No more than one individually authored presentation and one coauthored
presentation may be submitted by the same person. Poster authors
should plan to attend the conference; posters by authors not in
attendance normally will not be displayed. (Coauthored posters may be
presented if at least one author is in attendance.)

Abstracts should be submitted electronically to both conference
organizers. If online submission is not possible, notify one of the
organizers well before the deadline to make other arrangements.
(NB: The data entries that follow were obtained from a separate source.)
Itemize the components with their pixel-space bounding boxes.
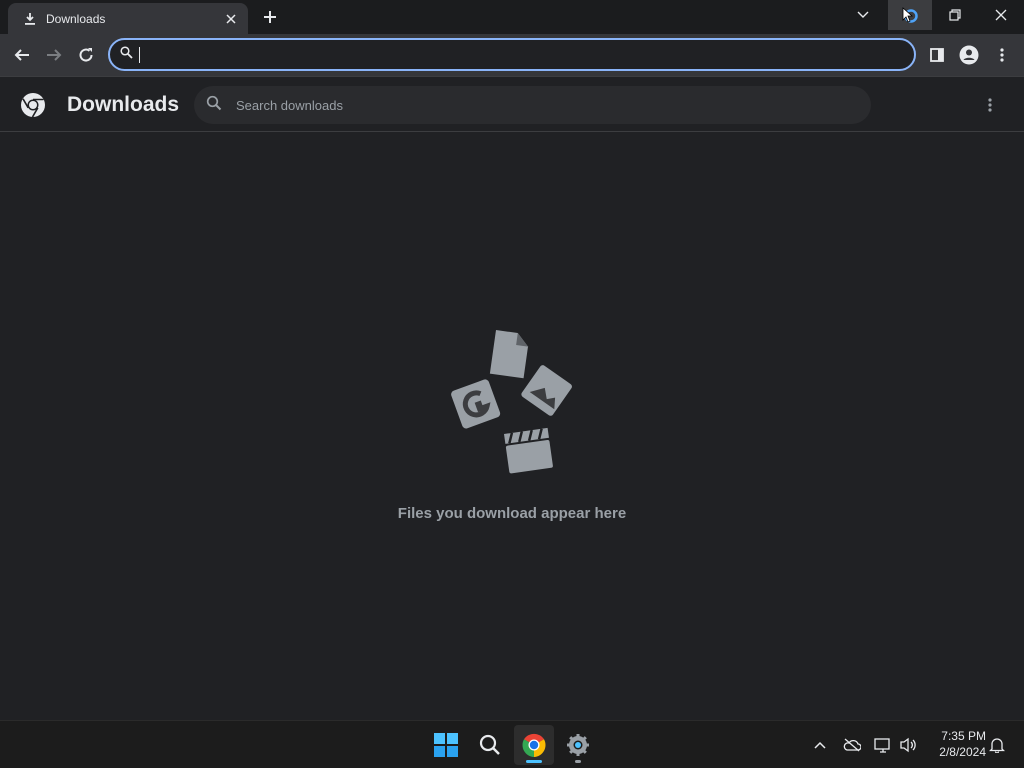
tab-title: Downloads	[46, 11, 106, 26]
new-tab-button[interactable]	[258, 6, 282, 28]
restore-button[interactable]	[933, 0, 977, 30]
forward-button[interactable]	[39, 40, 69, 70]
volume-icon[interactable]	[896, 733, 920, 757]
active-app-indicator	[526, 760, 542, 763]
clock-date: 2/8/2024	[939, 745, 986, 759]
chevron-up-icon[interactable]	[808, 733, 832, 757]
text-caret	[139, 46, 140, 63]
tab-search-chevron-icon[interactable]	[841, 0, 885, 30]
page-title: Downloads	[67, 93, 180, 116]
network-icon[interactable]	[871, 733, 895, 757]
downloads-header: Downloads	[0, 78, 1024, 132]
reload-button[interactable]	[71, 40, 101, 70]
tab-strip: Downloads	[0, 0, 1024, 34]
running-app-indicator	[575, 760, 581, 763]
clock[interactable]: 7:35 PM 2/8/2024	[926, 728, 986, 760]
notification-bell-icon[interactable]	[985, 733, 1009, 757]
windows-start-icon[interactable]	[426, 725, 466, 765]
more-actions-icon[interactable]	[978, 93, 1002, 117]
search-taskbar-icon[interactable]	[470, 725, 510, 765]
browser-toolbar	[0, 34, 1024, 77]
tab-downloads[interactable]: Downloads	[8, 3, 248, 34]
download-icon	[22, 11, 38, 27]
back-button[interactable]	[7, 40, 37, 70]
chrome-logo-icon	[20, 92, 46, 118]
search-downloads-bar[interactable]	[194, 86, 871, 124]
settings-taskbar-icon[interactable]	[558, 725, 598, 765]
browser-menu-icon[interactable]	[987, 40, 1017, 70]
empty-downloads-illustration-icon	[446, 322, 578, 478]
address-bar[interactable]	[108, 38, 916, 71]
close-tab-icon[interactable]	[222, 10, 240, 28]
close-window-button[interactable]	[979, 0, 1023, 30]
profile-avatar-icon[interactable]	[954, 40, 984, 70]
minimize-button[interactable]	[888, 0, 932, 30]
chrome-taskbar-icon[interactable]	[514, 725, 554, 765]
search-icon	[120, 45, 133, 64]
taskbar: 7:35 PM 2/8/2024	[0, 720, 1024, 768]
search-downloads-input[interactable]	[236, 97, 836, 113]
side-panel-icon[interactable]	[922, 40, 952, 70]
search-icon	[206, 95, 222, 116]
empty-state-message: Files you download appear here	[397, 505, 627, 522]
address-input[interactable]	[146, 46, 846, 63]
onedrive-offline-icon[interactable]	[840, 733, 864, 757]
clock-time: 7:35 PM	[941, 729, 986, 743]
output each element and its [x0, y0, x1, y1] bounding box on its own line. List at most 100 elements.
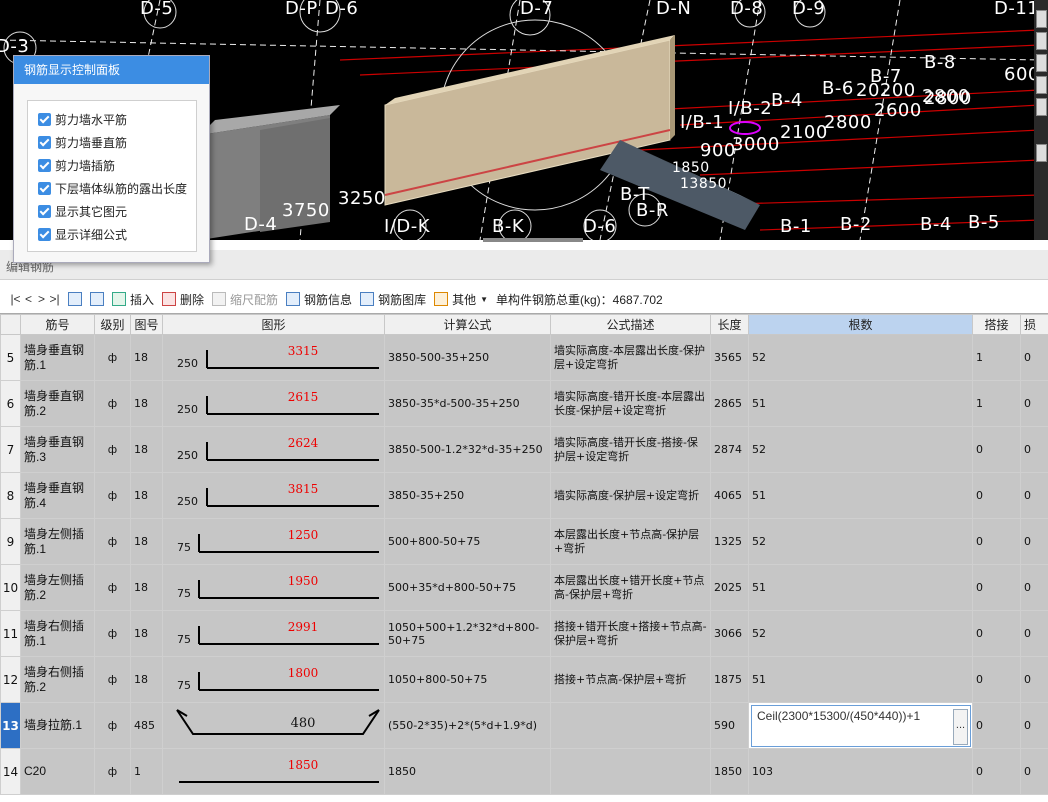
formula-cell[interactable]: 1050+500+1.2*32*d+800-50+75 — [384, 610, 551, 657]
loss-cell[interactable]: 0 — [1020, 380, 1048, 427]
figure-number-cell[interactable]: 18 — [130, 610, 163, 657]
description-cell[interactable]: 墙实际高度-本层露出长度-保护层+设定弯折 — [550, 334, 711, 381]
column-header[interactable]: 搭接 — [972, 314, 1021, 335]
view-tool-button[interactable] — [1036, 98, 1047, 116]
first-record-button[interactable]: |< — [10, 292, 21, 306]
shape-cell[interactable]: 75 1950 — [162, 564, 385, 611]
grade-cell[interactable]: ф — [94, 380, 131, 427]
length-cell[interactable]: 3565 — [710, 334, 749, 381]
rebar-info-button[interactable]: 钢筋信息 — [286, 291, 352, 308]
row-number[interactable]: 6 — [0, 380, 21, 427]
lap-cell[interactable]: 0 — [972, 702, 1021, 749]
row-number[interactable]: 11 — [0, 610, 21, 657]
loss-cell[interactable]: 0 — [1020, 426, 1048, 473]
ruler-rebar-button[interactable]: 缩尺配筋 — [212, 291, 278, 308]
table-row[interactable]: 13 墙身拉筋.1 ф 485 480 (550-2*35)+2*(5*d+1.9*d) 5… — [0, 702, 1048, 749]
row-number[interactable]: 8 — [0, 472, 21, 519]
rebar-name-cell[interactable]: 墙身垂直钢筋.1 — [20, 334, 95, 381]
rebar-name-cell[interactable]: 墙身左侧插筋.2 — [20, 564, 95, 611]
lap-cell[interactable]: 0 — [972, 518, 1021, 565]
count-cell[interactable]: 51 — [748, 564, 973, 611]
rebar-name-cell[interactable]: 墙身垂直钢筋.4 — [20, 472, 95, 519]
lap-cell[interactable]: 1 — [972, 380, 1021, 427]
shape-cell[interactable]: 250 2615 — [162, 380, 385, 427]
loss-cell[interactable]: 0 — [1020, 518, 1048, 565]
length-cell[interactable]: 1325 — [710, 518, 749, 565]
column-header[interactable]: 图形 — [162, 314, 385, 335]
ellipsis-button[interactable]: ... — [953, 709, 968, 745]
loss-cell[interactable]: 0 — [1020, 334, 1048, 381]
checkbox-checked-icon[interactable] — [38, 228, 51, 241]
rebar-name-cell[interactable]: 墙身拉筋.1 — [20, 702, 95, 749]
table-row[interactable]: 14 C20 ф 1 1850 1850 1850 103 0 0 — [0, 748, 1048, 795]
option-shear-wall-vertical[interactable]: 剪力墙垂直筋 — [38, 134, 127, 151]
figure-number-cell[interactable]: 485 — [130, 702, 163, 749]
rebar-name-cell[interactable]: 墙身垂直钢筋.2 — [20, 380, 95, 427]
shape-cell[interactable]: 1850 — [162, 748, 385, 795]
lap-cell[interactable]: 0 — [972, 564, 1021, 611]
formula-cell[interactable]: (550-2*35)+2*(5*d+1.9*d) — [384, 702, 551, 749]
figure-number-cell[interactable]: 1 — [130, 748, 163, 795]
figure-number-cell[interactable]: 18 — [130, 564, 163, 611]
count-cell[interactable]: 103 — [748, 748, 973, 795]
delete-button[interactable]: 删除 — [162, 291, 204, 308]
table-row[interactable]: 5 墙身垂直钢筋.1 ф 18 250 3315 3850-500-35+250 墙实际高度-… — [0, 334, 1048, 381]
count-editor-input[interactable]: Ceil(2300*15300/(450*440))+1... — [751, 705, 971, 747]
formula-cell[interactable]: 3850-35*d-500-35+250 — [384, 380, 551, 427]
table-row[interactable]: 6 墙身垂直钢筋.2 ф 18 250 2615 3850-35*d-500-35+250 墙… — [0, 380, 1048, 427]
insert-button[interactable]: 插入 — [112, 291, 154, 308]
column-header[interactable]: 长度 — [710, 314, 749, 335]
move-down-button[interactable] — [90, 292, 104, 306]
row-number[interactable]: 12 — [0, 656, 21, 703]
table-row[interactable]: 10 墙身左侧插筋.2 ф 18 75 1950 500+35*d+800-50+75 本层露… — [0, 564, 1048, 611]
lap-cell[interactable]: 0 — [972, 426, 1021, 473]
length-cell[interactable]: 590 — [710, 702, 749, 749]
lap-cell[interactable]: 0 — [972, 472, 1021, 519]
length-cell[interactable]: 1875 — [710, 656, 749, 703]
figure-number-cell[interactable]: 18 — [130, 472, 163, 519]
count-cell[interactable]: 52 — [748, 610, 973, 657]
lap-cell[interactable]: 0 — [972, 656, 1021, 703]
rebar-name-cell[interactable]: C20 — [20, 748, 95, 795]
formula-cell[interactable]: 3850-500-35+250 — [384, 334, 551, 381]
length-cell[interactable]: 2865 — [710, 380, 749, 427]
count-cell[interactable]: 52 — [748, 426, 973, 473]
grade-cell[interactable]: ф — [94, 656, 131, 703]
formula-cell[interactable]: 500+35*d+800-50+75 — [384, 564, 551, 611]
formula-cell[interactable]: 1050+800-50+75 — [384, 656, 551, 703]
figure-number-cell[interactable]: 18 — [130, 656, 163, 703]
shape-cell[interactable]: 75 2991 — [162, 610, 385, 657]
count-cell[interactable]: 52 — [748, 334, 973, 381]
rebar-name-cell[interactable]: 墙身垂直钢筋.3 — [20, 426, 95, 473]
formula-cell[interactable]: 500+800-50+75 — [384, 518, 551, 565]
figure-number-cell[interactable]: 18 — [130, 334, 163, 381]
shape-cell[interactable]: 250 2624 — [162, 426, 385, 473]
grade-cell[interactable]: ф — [94, 518, 131, 565]
prev-record-button[interactable]: < — [23, 292, 34, 306]
rebar-name-cell[interactable]: 墙身右侧插筋.2 — [20, 656, 95, 703]
checkbox-checked-icon[interactable] — [38, 136, 51, 149]
checkbox-checked-icon[interactable] — [38, 159, 51, 172]
row-number[interactable]: 10 — [0, 564, 21, 611]
option-lower-wall-exposed-length[interactable]: 下层墙体纵筋的露出长度 — [38, 180, 187, 197]
figure-number-cell[interactable]: 18 — [130, 426, 163, 473]
description-cell[interactable]: 搭接+节点高-保护层+弯折 — [550, 656, 711, 703]
description-cell[interactable]: 搭接+错开长度+搭接+节点高-保护层+弯折 — [550, 610, 711, 657]
grade-cell[interactable]: ф — [94, 610, 131, 657]
shape-cell[interactable]: 75 1250 — [162, 518, 385, 565]
loss-cell[interactable]: 0 — [1020, 564, 1048, 611]
formula-cell[interactable]: 3850-500-1.2*32*d-35+250 — [384, 426, 551, 473]
view-tool-button[interactable] — [1036, 32, 1047, 50]
shape-cell[interactable]: 480 — [162, 702, 385, 749]
description-cell[interactable]: 墙实际高度-保护层+设定弯折 — [550, 472, 711, 519]
column-header[interactable]: 图号 — [130, 314, 163, 335]
shape-cell[interactable]: 75 1800 — [162, 656, 385, 703]
figure-number-cell[interactable]: 18 — [130, 518, 163, 565]
column-header[interactable]: 公式描述 — [550, 314, 711, 335]
shape-cell[interactable]: 250 3315 — [162, 334, 385, 381]
description-cell[interactable]: 本层露出长度+错开长度+节点高-保护层+弯折 — [550, 564, 711, 611]
description-cell[interactable] — [550, 748, 711, 795]
lap-cell[interactable]: 0 — [972, 748, 1021, 795]
view-tool-button[interactable] — [1036, 54, 1047, 72]
view-tool-button[interactable] — [1036, 10, 1047, 28]
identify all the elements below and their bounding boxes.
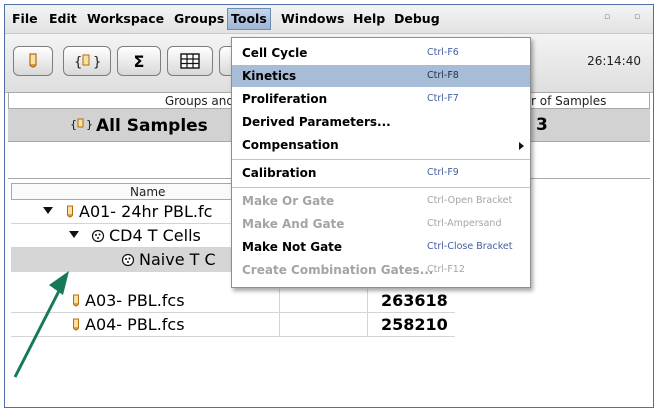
- menu-item-cell-cycle[interactable]: Cell Cycle Ctrl-F6: [232, 42, 530, 64]
- menu-item-proliferation[interactable]: Proliferation Ctrl-F7: [232, 88, 530, 110]
- menu-item-kinetics[interactable]: Kinetics Ctrl-F8: [232, 65, 530, 87]
- app-window: File Edit Workspace Groups Tools Windows…: [4, 4, 654, 408]
- tools-menu-dropdown: Cell Cycle Ctrl-F6 Kinetics Ctrl-F8 Prol…: [231, 37, 531, 288]
- menu-item-create-combination-gates: Create Combination Gates... Ctrl-F12: [242, 263, 465, 277]
- menu-item-make-or-gate: Make Or Gate Ctrl-Open Bracket: [242, 194, 513, 208]
- menu-item-compensation[interactable]: Compensation: [232, 134, 530, 156]
- menu-item-make-not-gate[interactable]: Make Not Gate Ctrl-Close Bracket: [232, 236, 530, 258]
- submenu-arrow-icon: [519, 142, 524, 150]
- menu-item-calibration[interactable]: Calibration Ctrl-F9: [232, 162, 530, 184]
- menu-item-derived-parameters[interactable]: Derived Parameters...: [232, 111, 530, 133]
- menu-item-make-and-gate: Make And Gate Ctrl-Ampersand: [242, 217, 502, 231]
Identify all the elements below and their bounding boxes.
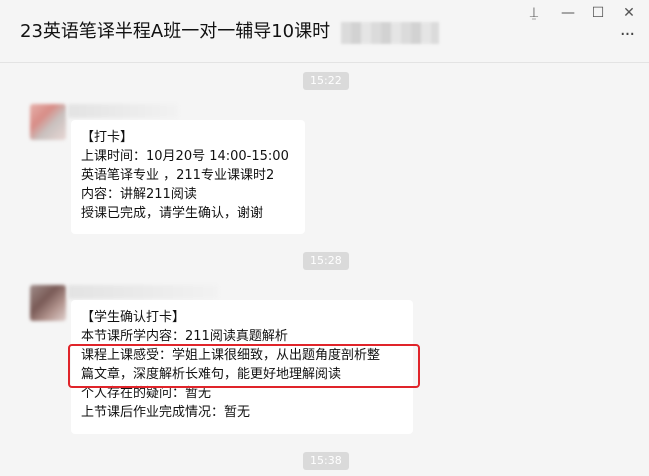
sender-name-redacted [68,285,218,299]
message-bubble[interactable]: 【打卡】 上课时间：10月20号 14:00-15:00 英语笔译专业 ，211… [71,120,305,234]
message-line: 授课已完成，请学生确认，谢谢 [81,206,264,221]
message-line: 上课时间：10月20号 14:00-15:00 [81,149,289,164]
minimize-icon[interactable]: — [556,4,580,22]
avatar[interactable] [30,104,66,140]
message-line: 英语笔译专业 ，211专业课课时2 [81,168,275,183]
timestamp: 15:22 [303,72,349,90]
avatar[interactable] [30,285,66,321]
message-line: 上节课后作业完成情况：暂无 [81,405,251,420]
message-line: 篇文章，深度解析长难句，能更好地理解阅读 [81,367,342,382]
scrollbar[interactable] [641,62,649,476]
message-bubble[interactable]: 【学生确认打卡】 本节课所学内容：211阅读真题解析 课程上课感受：学姐上课很细… [71,300,413,434]
message-line: 【打卡】 [81,130,134,145]
sender-name-redacted [68,104,178,118]
message-line: 本节课所学内容：211阅读真题解析 [81,329,288,344]
message-line: 【学生确认打卡】 [81,310,186,325]
message-line: 内容：讲解211阅读 [81,187,197,202]
title-bar: 23英语笔译半程A班一对一辅导10课时 ⍊ — ☐ ✕ ··· [0,0,649,63]
pin-icon[interactable]: ⍊ [522,4,546,22]
timestamp: 15:38 [303,452,349,470]
maximize-icon[interactable]: ☐ [586,4,610,22]
redacted-member-count [341,22,439,44]
more-options-icon[interactable]: ··· [617,26,637,46]
message-line: 个人存在的疑问：暂无 [81,386,212,401]
message-line: 课程上课感受：学姐上课很细致，从出题角度剖析整 [81,348,381,363]
timestamp: 15:28 [303,252,349,270]
close-icon[interactable]: ✕ [617,4,641,22]
chat-title: 23英语笔译半程A班一对一辅导10课时 [20,21,331,42]
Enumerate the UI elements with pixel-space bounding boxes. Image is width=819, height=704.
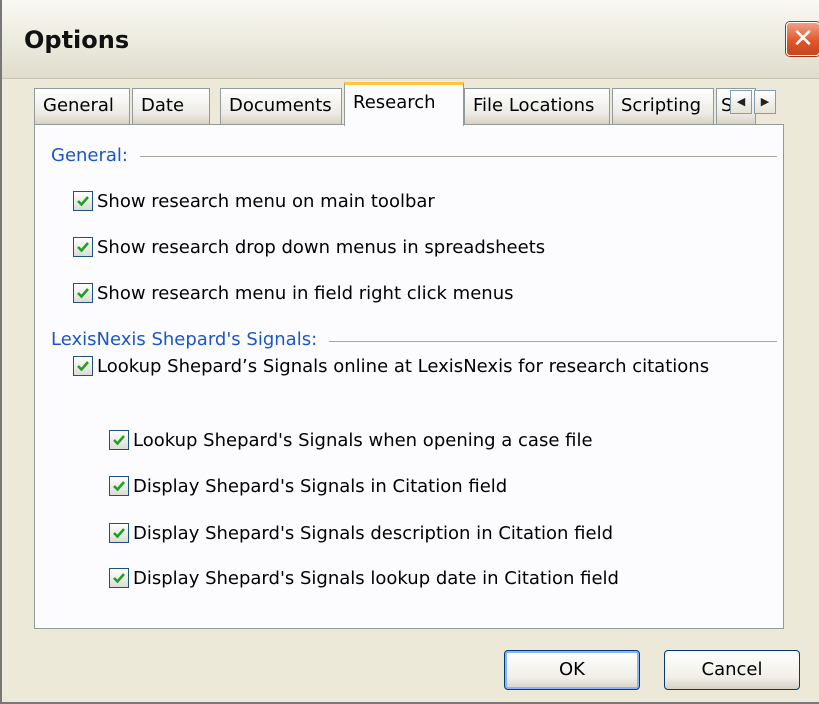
option-display-description[interactable]: Display Shepard's Signals description in… xyxy=(109,521,613,545)
option-label: Display Shepard's Signals description in… xyxy=(133,522,614,544)
checkmark-icon xyxy=(77,288,89,299)
tab-scripting[interactable]: Scripting xyxy=(612,88,714,124)
option-label: Show research menu on main toolbar xyxy=(97,190,435,212)
close-icon[interactable]: ✕ xyxy=(786,22,819,56)
option-label: Lookup Shepard's Signals when opening a … xyxy=(133,429,593,451)
option-label: Show research drop down menus in spreads… xyxy=(97,236,546,258)
general-divider xyxy=(51,156,777,157)
checkbox[interactable] xyxy=(109,476,129,496)
option-label: Display Shepard's Signals lookup date in… xyxy=(133,567,619,589)
tab-strip: General Date Documents Research File Loc… xyxy=(34,82,814,126)
option-lookup-shepards-online[interactable]: Lookup Shepard’s Signals online at Lexis… xyxy=(73,354,709,378)
checkmark-icon xyxy=(113,481,125,492)
ok-button[interactable]: OK xyxy=(504,650,640,690)
checkbox[interactable] xyxy=(73,283,93,303)
scroll-right-icon[interactable]: ▶ xyxy=(754,90,776,114)
option-show-research-menu[interactable]: Show research menu on main toolbar xyxy=(73,189,435,213)
title-bar[interactable]: Options ✕ xyxy=(2,0,819,79)
option-show-dropdown-menus[interactable]: Show research drop down menus in spreads… xyxy=(73,235,545,259)
option-display-signals[interactable]: Display Shepard's Signals in Citation fi… xyxy=(109,474,507,498)
option-label: Show research menu in field right click … xyxy=(97,282,514,304)
checkbox[interactable] xyxy=(73,356,93,376)
option-label: Lookup Shepard’s Signals online at Lexis… xyxy=(97,355,710,377)
option-label: Display Shepard's Signals in Citation fi… xyxy=(133,475,508,497)
option-lookup-on-open[interactable]: Lookup Shepard's Signals when opening a … xyxy=(109,428,593,452)
tab-date[interactable]: Date xyxy=(132,88,210,124)
checkmark-icon xyxy=(77,242,89,253)
option-show-right-click-menu[interactable]: Show research menu in field right click … xyxy=(73,281,513,305)
scroll-left-icon[interactable]: ◀ xyxy=(730,90,752,114)
tab-research[interactable]: Research xyxy=(344,82,464,126)
checkmark-icon xyxy=(113,435,125,446)
checkbox[interactable] xyxy=(109,568,129,588)
checkbox[interactable] xyxy=(73,237,93,257)
checkbox[interactable] xyxy=(109,430,129,450)
checkbox[interactable] xyxy=(109,523,129,543)
checkmark-icon xyxy=(77,196,89,207)
options-dialog: Options ✕ General Date Documents Researc… xyxy=(0,0,819,704)
checkmark-icon xyxy=(77,361,89,372)
checkmark-icon xyxy=(113,528,125,539)
tab-general[interactable]: General xyxy=(34,88,130,124)
shepards-section-label: LexisNexis Shepard's Signals: xyxy=(51,329,330,350)
tab-documents[interactable]: Documents xyxy=(220,88,342,124)
research-panel: General: Show research menu on main tool… xyxy=(34,124,784,629)
general-section-label: General: xyxy=(51,145,141,166)
cancel-button[interactable]: Cancel xyxy=(664,650,800,690)
dialog-title: Options xyxy=(24,26,130,54)
checkbox[interactable] xyxy=(73,191,93,211)
checkmark-icon xyxy=(113,573,125,584)
option-display-lookup-date[interactable]: Display Shepard's Signals lookup date in… xyxy=(109,566,619,590)
tab-file-locations[interactable]: File Locations xyxy=(464,88,610,124)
Presenters should plan to bring 25 copies of the paper on which the
poster is based to distribute to interested conference
participants. The text of invited talks, workshop materials, and
papers related to poster presentations will be posted on the
conference website after the conference.

Related events

LSA Linguistic Institute, June 30-August 8, 2003
Michigan State University, East Lansing, Michigan
Theme: Language, Mind, and Culture
The Institute offers many courses on language and gender-related
topics. Student fellowships are available.
http://lsa2003.lin.msu.edu/

Meeting of the International Pragmatics Association, July 13-18, 2003
Toronto, Canada
Theme: Linguistic Pluralism: Policies, Practices, and Pragmatics
http://ipra-www.uia.ac.be/ipra/8th_conference.html

NOTE: A direct train runs between Toronto and East Lansing.